Why is it important to drain your water heater?
Draining a water heater at first might sound daunting, and you might think it would be easier to call a plumber to do it. But with the proper guidance and a few household supplies, you’ll be able to tackle this project yourself like a pro.
Over time, your water heater accumulates sediment and debris. The buildup of sediment can cause your water heater to work harder to heat your water, resulting in higher utility bills and faster wear and tear on the appliance. It’s important to drain your water heater regularly in order to flush the debris buildup and maintain it in good working order. Proper care and maintenance will allow your water heater to last longer and save you money from replacing it. Learn more about how to maintain a water heater and other home maintenance tips.
How to drain a water heater
The following are the steps you’ll take to drain your water heater.
1. Gather your supplies
Before you begin draining your water heater, ensure that you have the following supplies nearby:
- Garden hose: Ensure that the hose is long enough to reach from the water heater to a drain location outside your home.
- Bucket or large container: You’ll use the bucket to catch the water that comes out while releasing the pressure from the tank.
- Adjustable wrench: You’ll use the wrench to disconnect the drain valve from the water heater.
- Screwdriver: Depending on your water heater model, you may have to use a flathead screwdriver to open the pressure release valve.
2. Prioritize safety
Before you start draining your water heater, turn off the power supply by switching off the breaker on your electrical panel for the water heater. Turn the gas control knob to the “off” position if it’s a gas water heater. Wait a few hours before you begin to allow the water in the tank to cool off before you start.

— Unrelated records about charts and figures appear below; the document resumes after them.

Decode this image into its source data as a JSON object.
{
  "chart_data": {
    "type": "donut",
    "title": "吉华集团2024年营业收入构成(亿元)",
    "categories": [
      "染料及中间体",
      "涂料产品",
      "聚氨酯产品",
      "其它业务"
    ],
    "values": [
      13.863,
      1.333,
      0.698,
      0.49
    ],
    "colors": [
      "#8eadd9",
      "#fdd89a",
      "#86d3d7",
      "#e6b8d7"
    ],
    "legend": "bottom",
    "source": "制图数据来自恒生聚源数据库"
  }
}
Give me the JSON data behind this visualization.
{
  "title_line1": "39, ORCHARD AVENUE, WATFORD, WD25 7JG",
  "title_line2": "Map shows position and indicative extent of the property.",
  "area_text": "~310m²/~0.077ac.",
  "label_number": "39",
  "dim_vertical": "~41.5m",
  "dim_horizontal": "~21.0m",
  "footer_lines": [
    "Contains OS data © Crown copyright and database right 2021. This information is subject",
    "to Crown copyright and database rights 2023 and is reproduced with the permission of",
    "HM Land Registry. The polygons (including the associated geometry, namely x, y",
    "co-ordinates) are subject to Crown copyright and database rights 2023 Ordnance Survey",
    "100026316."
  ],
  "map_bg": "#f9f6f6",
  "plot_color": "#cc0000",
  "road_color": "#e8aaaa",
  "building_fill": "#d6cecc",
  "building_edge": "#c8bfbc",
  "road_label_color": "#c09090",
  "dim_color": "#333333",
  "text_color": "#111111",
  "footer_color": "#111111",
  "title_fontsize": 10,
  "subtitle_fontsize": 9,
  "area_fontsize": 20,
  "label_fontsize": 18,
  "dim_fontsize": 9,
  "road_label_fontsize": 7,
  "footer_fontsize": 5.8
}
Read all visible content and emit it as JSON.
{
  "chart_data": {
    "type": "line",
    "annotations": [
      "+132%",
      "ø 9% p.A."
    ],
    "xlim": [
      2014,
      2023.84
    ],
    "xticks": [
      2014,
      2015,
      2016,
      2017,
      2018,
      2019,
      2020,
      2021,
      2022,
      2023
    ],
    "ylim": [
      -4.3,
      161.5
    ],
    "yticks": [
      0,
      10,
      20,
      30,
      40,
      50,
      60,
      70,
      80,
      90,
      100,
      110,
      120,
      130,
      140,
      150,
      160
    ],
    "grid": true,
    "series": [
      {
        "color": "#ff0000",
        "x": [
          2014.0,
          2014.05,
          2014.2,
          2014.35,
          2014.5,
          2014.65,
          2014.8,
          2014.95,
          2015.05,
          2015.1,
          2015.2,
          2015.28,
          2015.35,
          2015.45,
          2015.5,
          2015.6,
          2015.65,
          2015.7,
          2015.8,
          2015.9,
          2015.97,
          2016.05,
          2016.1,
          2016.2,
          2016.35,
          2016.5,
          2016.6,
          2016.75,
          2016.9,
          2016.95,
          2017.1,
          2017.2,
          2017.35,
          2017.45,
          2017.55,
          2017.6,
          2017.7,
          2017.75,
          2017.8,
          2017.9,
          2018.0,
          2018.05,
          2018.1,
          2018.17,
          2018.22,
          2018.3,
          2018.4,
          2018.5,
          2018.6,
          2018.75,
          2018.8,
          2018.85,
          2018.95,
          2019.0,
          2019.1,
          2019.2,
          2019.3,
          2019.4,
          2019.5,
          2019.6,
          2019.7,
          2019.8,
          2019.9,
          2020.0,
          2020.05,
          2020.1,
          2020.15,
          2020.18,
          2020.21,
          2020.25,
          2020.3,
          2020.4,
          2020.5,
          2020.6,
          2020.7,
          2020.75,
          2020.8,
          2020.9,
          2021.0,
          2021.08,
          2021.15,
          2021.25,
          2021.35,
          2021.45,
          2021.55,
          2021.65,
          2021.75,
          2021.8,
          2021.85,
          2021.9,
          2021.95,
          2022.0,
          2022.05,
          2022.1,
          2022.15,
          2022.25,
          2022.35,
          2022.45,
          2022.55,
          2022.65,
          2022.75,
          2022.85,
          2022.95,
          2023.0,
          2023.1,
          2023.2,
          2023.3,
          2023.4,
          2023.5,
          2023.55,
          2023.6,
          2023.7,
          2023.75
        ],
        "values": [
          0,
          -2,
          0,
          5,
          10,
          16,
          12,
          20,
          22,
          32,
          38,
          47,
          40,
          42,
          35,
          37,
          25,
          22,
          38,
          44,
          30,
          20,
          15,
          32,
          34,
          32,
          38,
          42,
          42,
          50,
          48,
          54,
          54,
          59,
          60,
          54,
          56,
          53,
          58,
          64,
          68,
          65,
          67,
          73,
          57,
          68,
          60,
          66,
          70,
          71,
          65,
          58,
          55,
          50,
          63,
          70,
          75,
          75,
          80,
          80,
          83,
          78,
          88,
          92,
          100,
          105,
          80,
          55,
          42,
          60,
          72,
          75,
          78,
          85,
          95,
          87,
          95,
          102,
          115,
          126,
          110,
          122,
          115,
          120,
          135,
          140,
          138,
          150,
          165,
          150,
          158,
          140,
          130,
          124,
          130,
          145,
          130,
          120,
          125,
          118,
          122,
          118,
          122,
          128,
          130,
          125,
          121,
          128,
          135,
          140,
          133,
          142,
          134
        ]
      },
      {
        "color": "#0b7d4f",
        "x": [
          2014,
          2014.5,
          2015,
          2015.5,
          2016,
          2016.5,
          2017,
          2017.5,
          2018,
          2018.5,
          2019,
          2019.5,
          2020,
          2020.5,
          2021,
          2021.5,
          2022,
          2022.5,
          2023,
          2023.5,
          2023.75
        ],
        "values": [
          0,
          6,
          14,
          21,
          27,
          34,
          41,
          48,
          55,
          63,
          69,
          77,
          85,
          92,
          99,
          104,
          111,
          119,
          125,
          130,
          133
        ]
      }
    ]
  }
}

3. Prepare to drain the water heater
Look for the drain valve near the bottom of the tank. Screw one end of the garden hose securely to the drain valve and place the other near an outdoor drain location.
4. Release the pressure
When draining your water heater, turn on the hot water faucet in the sink closest to your water heater to prevent a vacuum from forming in the tank. Carefully lift the lever on the pressure release valve, which you can typically find near the top of the water heater. When you hear a hissing sound, you’ll know you’ve relieved the pressure successfully.
5. Drain the tank
Open the drain valve slowly by turning it counterclockwise with your adjustable wrench, allowing the water to flow through the garden hose and into the drain. Place the bucket beneath the drain valve to catch any water or debris that might come out.
6. Flush out the sediment
Let the water flow until it runs clear. Draining your water heater helps to flush out residue and mineral deposit buildup that tends to settle at the bottom of the tank.
7. Refill the tank
Once you can see that the water is running clear and no more sediment is coming out, close the drain by turning it clockwise. Disconnect the garden hose and ensure the drain valve is closed securely. Turn the water supply to the water heater back on and allow the tank to fill. Remember to ensure you have turned the hot water on to release the trapped air in the line. You will see a bit of sputtering, and then the water will flow freely again.
8. Turn the power back on
The last step is to restore power to your water heater by switching the breaker back on or turning the gas control knob back to the on position. You’ll want to wait for the water heater to heat up and ensure it’s functioning correctly.
How long does it take to drain your water heater?
According to Angi, the total time to get set up, drain, flush, refill the system, and then return to having hot showers can take about two hours. The time it takes to drain your water heater depends largely on how many gallons the tank holds and how long it takes to flush the sediment.
How often should you drain your water heater?
The Home Depot recommends that you drain your water heater every six months or so unless you have hard water (water with higher concentrations of calcium, magnesium, and lime), in which case you’ll want to flush it more often.
Hopefully, this guide has given you the confidence to drain your water heater yourself, but if you think it’s not a project you want to tackle, you can always call in a professional.